Следующая пьеса Михаила называлась «Необыкновенный день» и была вариацией на тему фонвизинского «Недоросля». Современного Митрофанушку играл он сам. Снова веселились все, как на «Злоумышленнике» и чеховских водевилях, — и станичники, и иногородние, и красноармейцы, и исполкомовцы. Откуда ни возьмись, появился на представлении мрачный, как обычно, Резник — сидел в первом ряду, внимательно смотрел, даже похлопал в конце, но разговаривать с Михаилом, как в прошлый раз, не стал, сразу уехал. «Лично проверял, — понял Михаил. — Неужели закроют театр?» Но хорошо уже было то, что Резник приехал на «Необыкновенный день», а не на «Тараса Бульбу», которого теперь задумал поставить Михаил. Опыт общения с Резником, хотя и недолгий, подсказывал ему, что едва ли чекисту понравится такая пьеса.
VII
«Тарас Бульба» стал вершиной театральной деятельности Михаила. Правда, не всем зрителям удалось досмотреть его до конца…

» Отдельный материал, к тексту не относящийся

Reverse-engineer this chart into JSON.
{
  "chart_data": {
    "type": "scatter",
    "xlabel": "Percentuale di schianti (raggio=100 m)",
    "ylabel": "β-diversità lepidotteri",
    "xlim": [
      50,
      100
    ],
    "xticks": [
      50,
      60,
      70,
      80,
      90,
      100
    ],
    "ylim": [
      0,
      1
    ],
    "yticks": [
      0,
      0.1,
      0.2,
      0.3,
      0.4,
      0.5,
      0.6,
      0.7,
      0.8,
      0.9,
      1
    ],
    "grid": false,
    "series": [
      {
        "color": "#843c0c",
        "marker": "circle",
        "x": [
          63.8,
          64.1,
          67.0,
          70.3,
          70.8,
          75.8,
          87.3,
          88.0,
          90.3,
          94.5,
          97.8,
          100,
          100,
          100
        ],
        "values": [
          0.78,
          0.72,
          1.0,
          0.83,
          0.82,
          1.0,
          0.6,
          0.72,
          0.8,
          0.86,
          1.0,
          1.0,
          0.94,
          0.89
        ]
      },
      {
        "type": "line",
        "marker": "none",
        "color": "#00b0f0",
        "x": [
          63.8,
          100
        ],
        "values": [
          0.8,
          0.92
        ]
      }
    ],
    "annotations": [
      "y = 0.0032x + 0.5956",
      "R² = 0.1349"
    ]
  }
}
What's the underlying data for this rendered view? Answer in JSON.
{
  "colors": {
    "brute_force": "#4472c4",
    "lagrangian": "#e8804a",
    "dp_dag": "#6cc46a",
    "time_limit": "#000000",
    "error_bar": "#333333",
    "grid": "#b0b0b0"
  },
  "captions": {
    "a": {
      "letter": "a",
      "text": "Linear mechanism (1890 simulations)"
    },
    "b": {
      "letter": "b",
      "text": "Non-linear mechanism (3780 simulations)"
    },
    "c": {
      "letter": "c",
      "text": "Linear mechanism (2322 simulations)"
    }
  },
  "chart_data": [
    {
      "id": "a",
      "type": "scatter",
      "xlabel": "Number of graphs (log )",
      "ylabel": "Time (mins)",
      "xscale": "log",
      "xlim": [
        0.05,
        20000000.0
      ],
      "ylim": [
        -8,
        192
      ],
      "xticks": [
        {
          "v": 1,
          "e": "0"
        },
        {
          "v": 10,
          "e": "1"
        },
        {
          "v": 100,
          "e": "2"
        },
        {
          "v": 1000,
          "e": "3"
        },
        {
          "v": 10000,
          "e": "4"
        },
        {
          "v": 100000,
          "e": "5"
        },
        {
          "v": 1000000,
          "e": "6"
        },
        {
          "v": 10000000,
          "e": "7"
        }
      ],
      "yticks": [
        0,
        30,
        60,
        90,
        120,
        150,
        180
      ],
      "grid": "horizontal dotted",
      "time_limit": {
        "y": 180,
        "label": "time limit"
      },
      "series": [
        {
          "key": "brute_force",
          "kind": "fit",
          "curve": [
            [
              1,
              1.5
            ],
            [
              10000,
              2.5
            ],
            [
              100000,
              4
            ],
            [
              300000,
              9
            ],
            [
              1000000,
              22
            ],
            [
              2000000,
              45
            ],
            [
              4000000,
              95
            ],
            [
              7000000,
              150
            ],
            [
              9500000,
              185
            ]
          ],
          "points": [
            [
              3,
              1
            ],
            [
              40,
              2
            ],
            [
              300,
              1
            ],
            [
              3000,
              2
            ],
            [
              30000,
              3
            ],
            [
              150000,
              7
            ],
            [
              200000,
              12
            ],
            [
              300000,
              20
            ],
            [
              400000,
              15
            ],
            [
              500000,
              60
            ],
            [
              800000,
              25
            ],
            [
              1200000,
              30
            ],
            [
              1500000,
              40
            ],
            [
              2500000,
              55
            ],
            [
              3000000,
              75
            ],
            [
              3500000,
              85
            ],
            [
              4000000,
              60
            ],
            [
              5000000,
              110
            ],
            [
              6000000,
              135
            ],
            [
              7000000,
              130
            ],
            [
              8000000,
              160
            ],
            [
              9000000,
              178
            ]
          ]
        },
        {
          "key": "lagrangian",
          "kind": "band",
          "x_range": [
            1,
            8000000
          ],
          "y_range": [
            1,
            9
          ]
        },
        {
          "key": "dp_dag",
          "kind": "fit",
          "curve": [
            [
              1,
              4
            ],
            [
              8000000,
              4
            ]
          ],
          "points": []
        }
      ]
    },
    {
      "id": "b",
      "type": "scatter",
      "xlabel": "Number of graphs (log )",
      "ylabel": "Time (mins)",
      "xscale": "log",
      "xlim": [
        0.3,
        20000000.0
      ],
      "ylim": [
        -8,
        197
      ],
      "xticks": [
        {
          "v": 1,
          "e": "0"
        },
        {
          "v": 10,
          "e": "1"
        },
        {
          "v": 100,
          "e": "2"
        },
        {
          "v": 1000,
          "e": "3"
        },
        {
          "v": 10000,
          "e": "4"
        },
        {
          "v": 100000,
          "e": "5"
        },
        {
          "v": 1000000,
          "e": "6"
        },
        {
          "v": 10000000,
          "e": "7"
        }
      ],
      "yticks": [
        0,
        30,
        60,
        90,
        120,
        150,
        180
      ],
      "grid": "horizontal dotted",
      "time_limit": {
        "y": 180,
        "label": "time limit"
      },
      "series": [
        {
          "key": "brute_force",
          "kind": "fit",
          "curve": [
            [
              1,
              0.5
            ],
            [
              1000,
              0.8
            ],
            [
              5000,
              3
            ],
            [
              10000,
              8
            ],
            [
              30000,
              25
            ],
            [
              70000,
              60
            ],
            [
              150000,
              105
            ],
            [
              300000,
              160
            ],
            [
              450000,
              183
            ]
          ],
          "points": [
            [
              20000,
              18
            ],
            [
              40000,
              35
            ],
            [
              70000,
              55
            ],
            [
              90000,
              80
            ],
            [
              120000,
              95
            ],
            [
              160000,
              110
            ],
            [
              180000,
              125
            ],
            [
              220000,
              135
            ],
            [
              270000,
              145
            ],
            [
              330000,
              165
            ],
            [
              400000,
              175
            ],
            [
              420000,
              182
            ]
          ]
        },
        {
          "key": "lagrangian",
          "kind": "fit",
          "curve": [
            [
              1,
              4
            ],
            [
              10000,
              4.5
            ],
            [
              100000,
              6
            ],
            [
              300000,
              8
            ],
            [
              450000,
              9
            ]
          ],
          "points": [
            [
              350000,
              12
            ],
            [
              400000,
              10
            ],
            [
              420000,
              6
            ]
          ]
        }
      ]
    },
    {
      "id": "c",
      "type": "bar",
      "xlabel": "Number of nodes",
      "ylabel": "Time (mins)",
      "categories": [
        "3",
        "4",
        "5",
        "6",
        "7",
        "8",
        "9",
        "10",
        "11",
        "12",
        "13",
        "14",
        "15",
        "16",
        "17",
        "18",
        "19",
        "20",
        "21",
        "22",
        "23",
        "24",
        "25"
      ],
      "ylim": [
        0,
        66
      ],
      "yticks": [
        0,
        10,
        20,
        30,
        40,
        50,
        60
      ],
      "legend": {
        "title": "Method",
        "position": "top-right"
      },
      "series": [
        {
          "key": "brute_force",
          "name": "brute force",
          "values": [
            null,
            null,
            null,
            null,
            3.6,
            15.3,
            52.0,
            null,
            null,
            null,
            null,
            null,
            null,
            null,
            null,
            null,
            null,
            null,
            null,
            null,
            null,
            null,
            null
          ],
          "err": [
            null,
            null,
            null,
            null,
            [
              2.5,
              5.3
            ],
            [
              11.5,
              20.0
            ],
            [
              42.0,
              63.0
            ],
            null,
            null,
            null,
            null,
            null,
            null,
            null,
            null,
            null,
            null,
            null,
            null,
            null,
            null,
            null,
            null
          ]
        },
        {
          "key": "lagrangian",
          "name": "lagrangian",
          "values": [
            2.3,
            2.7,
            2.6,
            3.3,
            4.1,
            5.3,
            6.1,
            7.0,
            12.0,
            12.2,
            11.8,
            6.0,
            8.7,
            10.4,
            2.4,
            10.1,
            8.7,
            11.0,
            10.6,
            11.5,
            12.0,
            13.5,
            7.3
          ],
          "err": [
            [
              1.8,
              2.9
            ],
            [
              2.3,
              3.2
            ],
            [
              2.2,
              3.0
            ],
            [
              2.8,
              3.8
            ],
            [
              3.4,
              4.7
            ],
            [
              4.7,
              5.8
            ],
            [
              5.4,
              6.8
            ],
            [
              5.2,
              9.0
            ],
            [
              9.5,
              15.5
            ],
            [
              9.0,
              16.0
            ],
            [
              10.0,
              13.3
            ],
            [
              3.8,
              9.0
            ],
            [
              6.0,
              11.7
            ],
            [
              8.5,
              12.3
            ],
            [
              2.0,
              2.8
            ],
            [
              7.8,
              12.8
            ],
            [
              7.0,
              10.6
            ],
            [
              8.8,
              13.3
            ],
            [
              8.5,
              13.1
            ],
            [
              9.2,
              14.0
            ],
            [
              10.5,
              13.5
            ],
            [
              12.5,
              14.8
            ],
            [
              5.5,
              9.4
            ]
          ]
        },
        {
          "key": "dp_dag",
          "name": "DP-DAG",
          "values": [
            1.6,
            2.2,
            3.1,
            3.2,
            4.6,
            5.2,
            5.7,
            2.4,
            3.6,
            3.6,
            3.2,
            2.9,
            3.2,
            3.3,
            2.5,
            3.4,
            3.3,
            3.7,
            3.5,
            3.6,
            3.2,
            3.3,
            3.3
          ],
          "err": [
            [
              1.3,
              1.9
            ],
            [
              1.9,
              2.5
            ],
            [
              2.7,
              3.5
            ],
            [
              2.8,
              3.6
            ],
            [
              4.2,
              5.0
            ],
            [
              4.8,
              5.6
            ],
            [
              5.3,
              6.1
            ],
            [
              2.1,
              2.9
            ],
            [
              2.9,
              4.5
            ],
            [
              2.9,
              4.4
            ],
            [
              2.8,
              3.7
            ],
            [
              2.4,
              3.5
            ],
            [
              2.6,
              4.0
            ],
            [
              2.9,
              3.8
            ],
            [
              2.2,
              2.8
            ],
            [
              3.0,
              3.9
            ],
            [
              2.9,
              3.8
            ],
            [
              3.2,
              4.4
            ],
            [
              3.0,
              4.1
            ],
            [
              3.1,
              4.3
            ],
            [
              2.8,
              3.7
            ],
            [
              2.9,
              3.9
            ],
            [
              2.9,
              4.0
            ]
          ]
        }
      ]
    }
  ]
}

Вначале публика, как всегда, веселилась, и было от чего. Дело в том, что тесный клуб не позволял, естественно, Михаилу ставить конные сцены, но что за пьеса о малороссийском козачестве, если в ней не появляется верховой? Вот и предусмотрел Михаил пару выездов Бульбы на старом смирном коне, которого привел из своего куреня один из артистов. Поскольку за сценой не было места, где бы могли поместиться конь и всадник, то въезжал бравый полковник через центральные двери по заранее расчищенному проходу и поднимался на сцену по приготовленным для этого сходням. Таким же манером он убирался восвояси, прочитав с седла Тарасов монолог или зарубив какого-нибудь ляха. Зал шумел, гоготал, сраженный наповал этим новаторством. По пути конь ронял на пол свои пахучие яблоки, что придавало представлению еще большую достоверность. «Не пустил бы он зараз струю в публику! — громко острил кто-то. — Умоет ить, милосердный Боже, с головы до ног!»
Но вскоре в зале установилась мертвая тишина, прерываемая лишь бабьими всхлипываниями. В глазах стариков и инвалидов тоже стояли слезы. Героический эпос Гоголя разбередил их сердца. Со сцены поминутно звучали запрещенные слова «козак», «козачья воля», выбирали атаманов, доставали спрятанное оружие, собирались в поход, бабы провожали на войну своих мужей и детей… Выступление запорожцев против ляхов очень напоминало прошлогоднее Восстание. Представление было в самом разгаре, когда откуда ни возьмись налетели на Каргинскую махновцы.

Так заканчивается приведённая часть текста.